Endothelin causes portal and pulmonary hypertension in porcine endotoxemic shock. Yamamoto, S., H. P. Burman, C. P. O'donnell, P. A. Cahill, J. L. Robotham. Department of Anesthesiology and Critical Care Medicine, The Johns Hopkins Medical Institutions, Baltimore, MD 21287 and Department of Surgery, Georgetown University Medical Center, Washington, DC 20007
APStracts 3:0376H, 1996.
A porcine model of endotoxemic shock was used to test the hypothesis that endothelins (ET) mediate the sustained increases in portal and pulmonary vascular resistances. Anesthetized pigs (N=18) were instrumented and pretreated with: 1) saline as a control; 2) indomethacin (IDM), a cyclooxygenase (COX) inhibitor; or 3) IDM+bosentan (BOS), a mixed ET receptor antagonist; and then were treated with endotoxin to produce shock and followed for 240 min. Global and regional hemodynamic parameters, and plasma levels of ET-1 and thromboxane B2 (TxB2), were measured. The results show that: 1) ET is independently responsible for the sustained increase in pulmonary vascular resistance; 2) ET and COX products combine to increase portal venous resistance; 3) ET independently reduces cardiac output and attenuates or negates global systemic arterial vasodilation (presumptively mediated by nitric oxide) while exhibiting regional differences, having little if any influence on the gut arterial bed.
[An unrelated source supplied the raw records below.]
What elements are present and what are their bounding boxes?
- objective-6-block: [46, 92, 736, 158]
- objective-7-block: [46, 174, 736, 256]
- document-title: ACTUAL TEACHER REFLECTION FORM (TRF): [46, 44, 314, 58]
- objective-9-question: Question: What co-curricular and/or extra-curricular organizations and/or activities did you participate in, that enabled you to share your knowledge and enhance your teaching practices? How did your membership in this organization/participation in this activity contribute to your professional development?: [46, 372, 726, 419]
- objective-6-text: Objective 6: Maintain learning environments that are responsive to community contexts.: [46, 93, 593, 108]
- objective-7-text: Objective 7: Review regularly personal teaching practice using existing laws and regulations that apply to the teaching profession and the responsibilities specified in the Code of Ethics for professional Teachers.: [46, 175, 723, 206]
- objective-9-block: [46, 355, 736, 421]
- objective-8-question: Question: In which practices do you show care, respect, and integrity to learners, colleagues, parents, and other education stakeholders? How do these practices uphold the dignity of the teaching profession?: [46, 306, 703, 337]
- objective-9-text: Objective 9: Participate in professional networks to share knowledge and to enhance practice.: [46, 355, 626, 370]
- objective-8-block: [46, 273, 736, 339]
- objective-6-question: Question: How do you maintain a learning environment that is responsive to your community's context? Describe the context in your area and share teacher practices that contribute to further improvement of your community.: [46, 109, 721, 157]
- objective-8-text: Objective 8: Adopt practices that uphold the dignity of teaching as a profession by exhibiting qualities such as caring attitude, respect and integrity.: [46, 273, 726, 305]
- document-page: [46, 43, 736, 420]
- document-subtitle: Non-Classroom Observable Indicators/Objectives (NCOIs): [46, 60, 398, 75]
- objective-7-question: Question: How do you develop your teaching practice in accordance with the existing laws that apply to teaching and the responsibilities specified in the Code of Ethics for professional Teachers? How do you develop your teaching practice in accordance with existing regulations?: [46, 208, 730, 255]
When considered with our prior study of nitric oxide regulation of the same beds in endotoxemic shock (J Appl Physiol 78: 1319-1329, 1995), the similarities between the portal venous and pulmonary arterial beds suggest that these two beds reflect phenomena occurring in microvascular/venous beds in multiple organs. The overall results suggest a dynamic balance exists between NO and ET regulating arterial and microvascular/venous vasomotor activity during the evolution of endotoxemic shock.

Received 26 April 1996; accepted in final form 8 August 1996.
APS Manuscript Number H369-6.
Article publication pending Am. J. Physiol. (Heart Circ. Physiology).